The biggest worry facing Ford is whether it will have enough cash to see it through an economic downturn and a drop in auto sales with an uncertain floor. Ford is burning more cash than it planned for last year. Ford burned $2.1 billion in cash in the second quarter and $8 billion in the first half of 2008. Besides a major recapitalization plan Ford undertook in 2006, it has also sold its Hertz, Aston Martin, Jaguar, and Land Rover units to raise capital to see it through. Ford had about $27 billion in cash at the end of March.

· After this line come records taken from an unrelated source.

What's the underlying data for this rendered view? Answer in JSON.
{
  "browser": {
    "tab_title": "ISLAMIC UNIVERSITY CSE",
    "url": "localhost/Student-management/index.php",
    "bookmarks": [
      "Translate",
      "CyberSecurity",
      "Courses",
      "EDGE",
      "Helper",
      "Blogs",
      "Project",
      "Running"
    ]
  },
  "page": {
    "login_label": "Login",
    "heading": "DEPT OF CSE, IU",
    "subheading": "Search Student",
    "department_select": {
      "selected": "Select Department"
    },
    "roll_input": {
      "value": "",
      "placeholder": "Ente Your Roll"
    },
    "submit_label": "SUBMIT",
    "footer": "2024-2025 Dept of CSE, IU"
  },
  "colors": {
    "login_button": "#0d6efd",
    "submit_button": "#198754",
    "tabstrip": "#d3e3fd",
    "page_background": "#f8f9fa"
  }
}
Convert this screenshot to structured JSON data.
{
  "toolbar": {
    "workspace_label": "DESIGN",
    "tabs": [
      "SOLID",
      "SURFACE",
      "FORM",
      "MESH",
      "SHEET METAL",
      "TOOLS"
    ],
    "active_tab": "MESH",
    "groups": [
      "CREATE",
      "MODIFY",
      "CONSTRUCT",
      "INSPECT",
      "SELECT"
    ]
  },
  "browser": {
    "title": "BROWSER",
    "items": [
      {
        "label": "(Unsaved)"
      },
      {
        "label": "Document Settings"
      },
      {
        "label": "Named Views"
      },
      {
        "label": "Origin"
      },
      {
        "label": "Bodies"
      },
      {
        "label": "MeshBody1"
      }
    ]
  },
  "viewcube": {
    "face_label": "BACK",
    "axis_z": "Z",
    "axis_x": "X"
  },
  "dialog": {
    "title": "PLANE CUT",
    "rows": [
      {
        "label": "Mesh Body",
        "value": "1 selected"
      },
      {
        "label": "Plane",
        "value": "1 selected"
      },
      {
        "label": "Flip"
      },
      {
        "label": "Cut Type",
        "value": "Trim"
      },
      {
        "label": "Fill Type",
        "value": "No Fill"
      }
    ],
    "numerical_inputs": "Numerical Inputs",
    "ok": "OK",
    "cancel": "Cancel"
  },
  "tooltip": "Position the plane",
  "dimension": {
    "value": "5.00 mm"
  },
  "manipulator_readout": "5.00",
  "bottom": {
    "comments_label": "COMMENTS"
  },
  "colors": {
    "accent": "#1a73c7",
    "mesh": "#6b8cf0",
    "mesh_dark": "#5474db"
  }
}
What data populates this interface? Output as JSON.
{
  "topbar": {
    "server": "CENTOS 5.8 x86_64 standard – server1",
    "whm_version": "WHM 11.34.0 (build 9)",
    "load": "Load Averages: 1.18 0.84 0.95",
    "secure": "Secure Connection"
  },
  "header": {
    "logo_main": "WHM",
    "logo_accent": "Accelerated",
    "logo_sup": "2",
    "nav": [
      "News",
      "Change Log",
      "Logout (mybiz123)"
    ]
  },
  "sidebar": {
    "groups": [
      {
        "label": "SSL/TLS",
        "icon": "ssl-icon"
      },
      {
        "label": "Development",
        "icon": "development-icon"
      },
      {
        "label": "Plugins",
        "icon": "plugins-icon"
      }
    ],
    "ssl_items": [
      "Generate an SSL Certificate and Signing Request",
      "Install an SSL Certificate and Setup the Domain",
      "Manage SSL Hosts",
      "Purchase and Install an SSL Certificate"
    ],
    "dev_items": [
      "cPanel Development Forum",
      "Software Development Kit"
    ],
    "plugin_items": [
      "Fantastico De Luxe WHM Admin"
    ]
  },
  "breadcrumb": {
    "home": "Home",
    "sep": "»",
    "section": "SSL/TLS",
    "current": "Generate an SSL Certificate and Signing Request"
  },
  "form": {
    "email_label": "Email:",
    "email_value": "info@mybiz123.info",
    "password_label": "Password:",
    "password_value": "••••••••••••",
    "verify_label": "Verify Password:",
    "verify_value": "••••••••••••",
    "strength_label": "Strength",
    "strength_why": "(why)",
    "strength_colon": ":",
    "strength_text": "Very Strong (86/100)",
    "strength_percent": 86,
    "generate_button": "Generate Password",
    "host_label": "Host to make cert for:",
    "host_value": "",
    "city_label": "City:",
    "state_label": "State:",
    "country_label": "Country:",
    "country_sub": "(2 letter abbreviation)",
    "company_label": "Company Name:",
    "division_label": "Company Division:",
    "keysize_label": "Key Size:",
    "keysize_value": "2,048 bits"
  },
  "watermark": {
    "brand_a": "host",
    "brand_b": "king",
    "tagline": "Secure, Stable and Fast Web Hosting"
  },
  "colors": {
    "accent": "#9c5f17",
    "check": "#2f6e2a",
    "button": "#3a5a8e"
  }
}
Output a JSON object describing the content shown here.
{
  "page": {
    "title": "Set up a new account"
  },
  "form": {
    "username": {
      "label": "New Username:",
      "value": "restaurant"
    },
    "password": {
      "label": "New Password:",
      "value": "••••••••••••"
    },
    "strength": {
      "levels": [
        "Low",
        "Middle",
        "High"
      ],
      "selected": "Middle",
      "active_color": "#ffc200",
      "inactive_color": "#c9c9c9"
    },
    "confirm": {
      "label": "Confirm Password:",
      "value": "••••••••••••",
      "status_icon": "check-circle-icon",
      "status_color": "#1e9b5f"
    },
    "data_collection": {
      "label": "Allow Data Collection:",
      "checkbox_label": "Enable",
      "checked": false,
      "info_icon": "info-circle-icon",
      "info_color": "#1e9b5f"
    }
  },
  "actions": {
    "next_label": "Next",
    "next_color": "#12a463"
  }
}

Chief Financial Officer Don LeClair says Ford believes it has enough cash, but the company is not committing to a return of profitability by 2010. "There is still too much uncertainly and volatility in the economy [to target a return to profitability]." Mulally said, though, that Ford does anticipate that an economic recovery of housing and growth will rev up in early 2010.

SUV Shift

J.D. Power & Associates—owned by BusinessWeek parent The McGraw-Hill Companies (MHP)—revised its forecast for 2008 U.S. auto sales to 14.2 million vehicles from 14.7 million.

Ford's long-term shift to more fuel-efficient vehicles can be seen in the investments it is making. Ford said it will retool the Michigan Truck Plant in suburban Detroit, shifting its products from large SUVs to make global vehicles off the European Focus. The SUVs made at Michigan Truck—the Lincoln Navigator and Ford Expedition—will be shifted to the Kentucky Truck Plant in Louisville. The moves reflect that Ford views big SUVs as niche products in the future, rather than the big volume sellers they have been in the past.

Ford is also expanding its manufacturing capacity of a new generation of engines it is calling EcoBoost, technology that allows four- and six-cylinder engines to perform like larger engines while achieving 20% better fuel economy.

For 10 years, Ford has been slow to plan for consumer demand for smaller vehicles, and the worsening U.S. economic picture has come about faster than the company anticipated, acknowledged Mulally. "But we continue to make progress on every element of our transformation plan, and we are taking decisive steps in the near term to ensure our long-term success."